A l'heure où l'exode se poursuit, avec plus de six millions d'Ukrainiens qui ont déjà quitté le pays, Natalia Loukianenko est persuadée de faire le bon choix, en rebroussant chemin: il y a deux mois, "il y avait beaucoup de monde ici", dit-elle en balayant de sa main plusieurs dortoirs vides de l'immense centre d'accueil implanté dans le parc des expositions à Paris. "Je crois que ceux qui voulaient partir sont partis. Maintenant il y a davantage de gens qui rentrent".

Une tendance difficile à quantifier, car la France ne comptabilise pas les sorties du territoire.

"On sait que certains repartent, mais on ne sait pas combien", résume sobrement Didier Leschi, patron de l'Office français de l'immigration et de l'intégration, qui verse une allocation mensuelle à ces déplacés.

Les Nations unies ont également "observé des retours en Ukraine", mais "ces mouvements peuvent ne pas être durables en raison de la volatilité de la situation", indique Céline Schmitt, porte-parole du Haut-commissariat aux réfugiés en France.

Dans le seul centre d'accueil parisien, plus d'un millier de personnes ont déjà signalé faire route vers l'Ukraine, estime Marianne Lorenzo-Lavandier, coordinatrice du lieu pour l'association Coallia, qui "constate un chassé-croisé entre des personnes originaires du Donbass qui arrivent et des Ukrainiens qui remontent", notamment du sud de l'Europe.

- "Revenez si vous voulez" -

C'est le cas d'Olha Tkachenko, 67 ans, arrivée de Madrid avec ses deux petites-filles pour la nuit, à Paris.

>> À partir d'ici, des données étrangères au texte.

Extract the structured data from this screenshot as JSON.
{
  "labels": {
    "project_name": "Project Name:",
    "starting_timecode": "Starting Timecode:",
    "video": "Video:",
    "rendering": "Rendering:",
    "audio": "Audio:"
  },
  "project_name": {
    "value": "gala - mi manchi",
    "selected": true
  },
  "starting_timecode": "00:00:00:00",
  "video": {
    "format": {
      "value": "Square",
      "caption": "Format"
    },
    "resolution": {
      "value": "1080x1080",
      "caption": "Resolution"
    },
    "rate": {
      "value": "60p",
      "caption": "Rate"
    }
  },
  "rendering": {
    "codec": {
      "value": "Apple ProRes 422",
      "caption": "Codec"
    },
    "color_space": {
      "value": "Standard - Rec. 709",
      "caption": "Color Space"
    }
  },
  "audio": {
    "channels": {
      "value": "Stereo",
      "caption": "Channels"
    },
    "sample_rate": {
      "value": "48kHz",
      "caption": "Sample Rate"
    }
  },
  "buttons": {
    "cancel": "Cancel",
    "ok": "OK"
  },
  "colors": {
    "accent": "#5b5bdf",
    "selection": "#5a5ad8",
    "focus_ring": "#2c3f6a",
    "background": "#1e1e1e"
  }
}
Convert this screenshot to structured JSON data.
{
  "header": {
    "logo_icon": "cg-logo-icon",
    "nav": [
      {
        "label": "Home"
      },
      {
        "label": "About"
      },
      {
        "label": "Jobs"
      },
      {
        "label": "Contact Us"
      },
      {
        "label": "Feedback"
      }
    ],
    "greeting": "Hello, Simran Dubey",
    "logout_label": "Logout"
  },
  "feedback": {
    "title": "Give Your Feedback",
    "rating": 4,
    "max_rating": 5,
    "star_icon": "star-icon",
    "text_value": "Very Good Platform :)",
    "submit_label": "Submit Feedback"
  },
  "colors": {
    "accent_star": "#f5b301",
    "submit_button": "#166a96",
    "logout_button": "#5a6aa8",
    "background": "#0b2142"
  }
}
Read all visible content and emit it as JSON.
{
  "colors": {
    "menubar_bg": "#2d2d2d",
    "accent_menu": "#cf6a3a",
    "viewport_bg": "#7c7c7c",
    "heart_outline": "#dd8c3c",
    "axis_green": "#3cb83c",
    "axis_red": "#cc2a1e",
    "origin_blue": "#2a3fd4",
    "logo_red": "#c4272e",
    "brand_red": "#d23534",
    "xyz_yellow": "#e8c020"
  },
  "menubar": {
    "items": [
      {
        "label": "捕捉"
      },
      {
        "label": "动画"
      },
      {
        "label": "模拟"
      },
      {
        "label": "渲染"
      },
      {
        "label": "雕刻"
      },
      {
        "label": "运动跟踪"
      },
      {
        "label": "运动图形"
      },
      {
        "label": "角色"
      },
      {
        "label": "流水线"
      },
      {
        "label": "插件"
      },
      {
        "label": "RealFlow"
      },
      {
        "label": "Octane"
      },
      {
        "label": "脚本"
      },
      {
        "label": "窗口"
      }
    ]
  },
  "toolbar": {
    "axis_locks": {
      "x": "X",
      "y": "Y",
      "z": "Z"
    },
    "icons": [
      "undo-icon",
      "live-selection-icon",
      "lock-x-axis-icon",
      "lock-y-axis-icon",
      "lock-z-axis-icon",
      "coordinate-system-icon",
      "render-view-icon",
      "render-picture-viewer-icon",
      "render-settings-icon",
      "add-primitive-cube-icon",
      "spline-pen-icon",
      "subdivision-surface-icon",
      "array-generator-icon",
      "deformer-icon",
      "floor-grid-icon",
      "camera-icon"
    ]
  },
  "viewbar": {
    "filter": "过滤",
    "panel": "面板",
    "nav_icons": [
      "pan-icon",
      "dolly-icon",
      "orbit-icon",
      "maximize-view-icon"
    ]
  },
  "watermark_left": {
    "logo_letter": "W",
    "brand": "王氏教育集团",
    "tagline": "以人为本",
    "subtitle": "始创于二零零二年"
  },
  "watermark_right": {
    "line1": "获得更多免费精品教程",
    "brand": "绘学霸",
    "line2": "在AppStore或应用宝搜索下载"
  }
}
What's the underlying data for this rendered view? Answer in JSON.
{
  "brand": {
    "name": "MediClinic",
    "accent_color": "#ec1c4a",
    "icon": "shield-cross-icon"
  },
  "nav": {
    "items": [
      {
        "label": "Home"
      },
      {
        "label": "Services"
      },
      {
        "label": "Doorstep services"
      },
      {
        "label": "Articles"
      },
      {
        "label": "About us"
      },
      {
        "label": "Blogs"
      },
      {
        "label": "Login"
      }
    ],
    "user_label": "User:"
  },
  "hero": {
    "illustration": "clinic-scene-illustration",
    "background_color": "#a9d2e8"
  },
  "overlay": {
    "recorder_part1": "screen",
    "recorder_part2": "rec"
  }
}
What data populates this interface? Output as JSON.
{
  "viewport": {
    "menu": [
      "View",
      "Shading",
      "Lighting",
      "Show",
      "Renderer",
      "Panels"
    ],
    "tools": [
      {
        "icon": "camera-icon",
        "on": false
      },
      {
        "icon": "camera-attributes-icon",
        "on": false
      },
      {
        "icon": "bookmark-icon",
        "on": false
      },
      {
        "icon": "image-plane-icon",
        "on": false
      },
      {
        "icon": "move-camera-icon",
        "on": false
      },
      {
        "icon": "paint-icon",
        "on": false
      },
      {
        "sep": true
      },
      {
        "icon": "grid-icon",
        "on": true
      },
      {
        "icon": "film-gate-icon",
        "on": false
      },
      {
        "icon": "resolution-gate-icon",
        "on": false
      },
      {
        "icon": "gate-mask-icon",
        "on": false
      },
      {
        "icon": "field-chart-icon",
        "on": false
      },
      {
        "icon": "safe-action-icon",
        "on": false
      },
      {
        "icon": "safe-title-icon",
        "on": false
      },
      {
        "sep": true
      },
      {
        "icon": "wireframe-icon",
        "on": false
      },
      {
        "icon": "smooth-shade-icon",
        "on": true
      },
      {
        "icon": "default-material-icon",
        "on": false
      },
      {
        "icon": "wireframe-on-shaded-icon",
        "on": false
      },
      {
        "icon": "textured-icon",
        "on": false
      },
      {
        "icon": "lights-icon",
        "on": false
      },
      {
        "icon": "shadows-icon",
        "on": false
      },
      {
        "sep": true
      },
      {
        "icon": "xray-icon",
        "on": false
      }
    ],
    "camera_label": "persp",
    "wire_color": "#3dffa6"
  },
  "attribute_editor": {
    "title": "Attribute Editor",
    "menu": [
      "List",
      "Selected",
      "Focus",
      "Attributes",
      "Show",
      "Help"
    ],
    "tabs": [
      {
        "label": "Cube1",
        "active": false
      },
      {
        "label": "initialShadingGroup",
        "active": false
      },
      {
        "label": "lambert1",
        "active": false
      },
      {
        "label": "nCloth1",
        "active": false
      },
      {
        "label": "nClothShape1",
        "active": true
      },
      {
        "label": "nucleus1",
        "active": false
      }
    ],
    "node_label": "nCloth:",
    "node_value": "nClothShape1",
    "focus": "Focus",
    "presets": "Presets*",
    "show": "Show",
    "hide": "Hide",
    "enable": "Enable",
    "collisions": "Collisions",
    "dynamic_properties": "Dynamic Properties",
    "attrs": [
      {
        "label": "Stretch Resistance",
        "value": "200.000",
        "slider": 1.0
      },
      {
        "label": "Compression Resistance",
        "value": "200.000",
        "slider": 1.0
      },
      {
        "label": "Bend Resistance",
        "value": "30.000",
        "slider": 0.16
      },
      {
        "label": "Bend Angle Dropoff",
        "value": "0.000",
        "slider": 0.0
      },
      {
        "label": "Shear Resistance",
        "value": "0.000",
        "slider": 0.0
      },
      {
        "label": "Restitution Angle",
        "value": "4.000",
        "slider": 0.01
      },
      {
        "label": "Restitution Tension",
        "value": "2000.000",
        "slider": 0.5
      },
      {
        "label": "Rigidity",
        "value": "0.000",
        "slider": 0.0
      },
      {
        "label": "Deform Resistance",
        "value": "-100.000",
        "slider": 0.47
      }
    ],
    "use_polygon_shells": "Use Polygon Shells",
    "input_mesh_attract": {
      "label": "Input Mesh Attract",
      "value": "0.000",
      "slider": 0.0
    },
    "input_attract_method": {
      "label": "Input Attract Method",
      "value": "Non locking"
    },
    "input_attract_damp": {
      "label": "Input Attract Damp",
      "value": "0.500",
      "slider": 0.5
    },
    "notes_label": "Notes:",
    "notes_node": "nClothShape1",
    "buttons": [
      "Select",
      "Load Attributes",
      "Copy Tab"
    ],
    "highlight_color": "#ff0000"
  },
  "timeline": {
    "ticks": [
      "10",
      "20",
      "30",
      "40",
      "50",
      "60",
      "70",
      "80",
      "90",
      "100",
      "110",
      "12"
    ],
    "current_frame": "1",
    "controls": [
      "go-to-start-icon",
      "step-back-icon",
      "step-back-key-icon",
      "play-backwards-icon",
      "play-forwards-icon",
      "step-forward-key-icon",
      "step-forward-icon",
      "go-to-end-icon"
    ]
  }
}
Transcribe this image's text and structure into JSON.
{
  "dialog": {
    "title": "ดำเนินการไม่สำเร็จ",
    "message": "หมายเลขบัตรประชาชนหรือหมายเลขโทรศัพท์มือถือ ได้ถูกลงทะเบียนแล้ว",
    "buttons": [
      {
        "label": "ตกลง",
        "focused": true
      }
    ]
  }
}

Elles ont passé trois mois dans la capitale espagnole, où c'était "le paradis". "Mais les filles ont voulu rentrer et j'ai atteint un certain âge, je préfère mourir chez moi", murmure la grand-mère, cheveux blancs tenus en queue de cheval, entre deux sanglots.

Les trois femmes ont quitté Soumy (nord-est), près de la frontière russe, le 10 mars par un bus "humanitaire" vers la Pologne. C'est aussi un bus qui va désormais les emmener de Paris à Lviv (ouest).

"Je ne voulais pas quitter l'Ukraine !", raconte Natalia Shvets, 20 ans, marinière bleue assortie à sa grand-mère. "Mais ma mère voulait vraiment qu'on parte, surtout pour la grand-mère. On a beaucoup discuté du retour, au téléphone. Au début mes parents disaient +non, pas encore, pas encore+, et là enfin ils nous ont dit +vous nous manquez, revenez si vous voulez+."

Impossible, toutefois, de retrouver tout de suite la famille à Soumy. Ce sera donc Lviv, ville "plus sécurisée" et où l'université "accepte les réfugiés pour qui elle a des chambres", dit l'étudiante, tout sourire.

Elle aussi a vu parmi ses amis, ses connaissances et dans les groupes de discussions ukrainiens sur les messageries que "beaucoup rentrent", ces derniers jours.

L'Europe, juge Natalia Shvets, "est un endroit très sûr". "Mais l'Ukraine c'est notre pays, on a envie de rentrer."